The IC50 values for oseltamivir and zanamivir for the original virus (B/Yokohama/UT38/2005) were 72.5 nmol/L and 10.3 nmol/L, respectively. The IC50 values of PP-P15-CK-ZV (NA Asp198Asn), PP-P20-CK-ZV (NA Asp198Asn and HA Arg426Gly) and PP-P20-ST6-OV (NA Ile222Thr and HA Ile337Thr) were 202.8 nmol/L for oseltamivir, 50.5 nmol/L for zanamivir, 235.4 nmol/L for oseltamivir, 59.4 nmol/L for zanamivir, and 523.3 nmol/L for oseltamivir and 21.6 nmol/L for zanamivir, respectively (Table 3). The NA Asp198Asn mutation, therefore, conferred 2.8-3.6-fold resistance to oseltamivir and 4.9-5.8-fold resistance to zanamivir, and the NA Ile222Thr mutation conferred 7.2-fold resistance to oseltamivir and 2.1-fold resistance to zanamivir (Table 3).
After more than 12 passages in the presence of NA inhibitors in vitro, resistant influenza B viruses were generated. These resistant viruses possess the NA mutation, Asp198Asn or Ile222Thr, which are the same mutations found in NA inhibitor-resistant viruses isolated from patients.

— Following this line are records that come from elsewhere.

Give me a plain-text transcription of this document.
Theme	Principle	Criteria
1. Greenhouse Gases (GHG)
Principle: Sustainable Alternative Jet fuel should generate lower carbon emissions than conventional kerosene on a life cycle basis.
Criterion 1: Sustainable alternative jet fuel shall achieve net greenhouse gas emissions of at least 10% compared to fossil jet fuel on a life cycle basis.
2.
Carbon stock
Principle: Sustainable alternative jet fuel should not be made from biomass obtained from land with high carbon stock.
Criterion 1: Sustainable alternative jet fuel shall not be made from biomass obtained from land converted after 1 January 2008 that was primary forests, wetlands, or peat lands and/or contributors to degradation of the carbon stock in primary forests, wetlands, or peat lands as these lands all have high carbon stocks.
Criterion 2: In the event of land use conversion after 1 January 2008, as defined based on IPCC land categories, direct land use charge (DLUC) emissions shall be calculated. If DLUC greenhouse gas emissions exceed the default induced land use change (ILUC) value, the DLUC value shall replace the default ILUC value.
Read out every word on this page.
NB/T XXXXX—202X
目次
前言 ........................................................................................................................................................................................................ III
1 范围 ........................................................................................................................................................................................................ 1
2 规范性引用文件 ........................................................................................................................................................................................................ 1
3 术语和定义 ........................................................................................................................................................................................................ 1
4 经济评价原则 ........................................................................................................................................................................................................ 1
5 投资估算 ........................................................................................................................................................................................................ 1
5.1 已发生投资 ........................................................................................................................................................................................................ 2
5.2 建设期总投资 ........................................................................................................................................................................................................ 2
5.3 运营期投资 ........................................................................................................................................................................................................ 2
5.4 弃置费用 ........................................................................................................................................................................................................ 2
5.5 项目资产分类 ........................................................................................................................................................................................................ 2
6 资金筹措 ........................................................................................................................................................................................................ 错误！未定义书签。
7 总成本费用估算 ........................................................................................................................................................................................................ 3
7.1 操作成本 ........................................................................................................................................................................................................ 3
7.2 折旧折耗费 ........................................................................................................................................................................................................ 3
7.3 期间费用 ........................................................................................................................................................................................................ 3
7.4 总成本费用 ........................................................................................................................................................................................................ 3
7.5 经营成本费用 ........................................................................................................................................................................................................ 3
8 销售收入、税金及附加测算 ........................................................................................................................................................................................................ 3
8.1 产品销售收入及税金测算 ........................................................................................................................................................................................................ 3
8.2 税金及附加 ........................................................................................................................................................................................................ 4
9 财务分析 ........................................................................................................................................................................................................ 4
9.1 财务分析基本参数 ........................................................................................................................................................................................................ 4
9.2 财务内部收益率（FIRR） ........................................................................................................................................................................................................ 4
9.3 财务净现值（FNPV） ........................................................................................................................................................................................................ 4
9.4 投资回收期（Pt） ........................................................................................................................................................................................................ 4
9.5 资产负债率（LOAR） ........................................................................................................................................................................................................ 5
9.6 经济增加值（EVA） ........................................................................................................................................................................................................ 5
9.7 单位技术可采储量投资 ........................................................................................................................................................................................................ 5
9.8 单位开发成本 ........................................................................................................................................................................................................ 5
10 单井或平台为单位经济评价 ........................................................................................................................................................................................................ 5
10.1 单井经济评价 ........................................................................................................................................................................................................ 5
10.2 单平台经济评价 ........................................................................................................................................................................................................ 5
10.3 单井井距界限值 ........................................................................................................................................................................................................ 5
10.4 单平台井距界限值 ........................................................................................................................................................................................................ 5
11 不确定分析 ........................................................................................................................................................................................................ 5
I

All publications, patents, and patent documents are incorporated by reference herein, as though individually incorporated by reference. The invention has been described with reference to various specific and preferred embodiments and techniques. However, it should be understood that many variations and modifications may be made while remaining within the spirit and scope of the invention.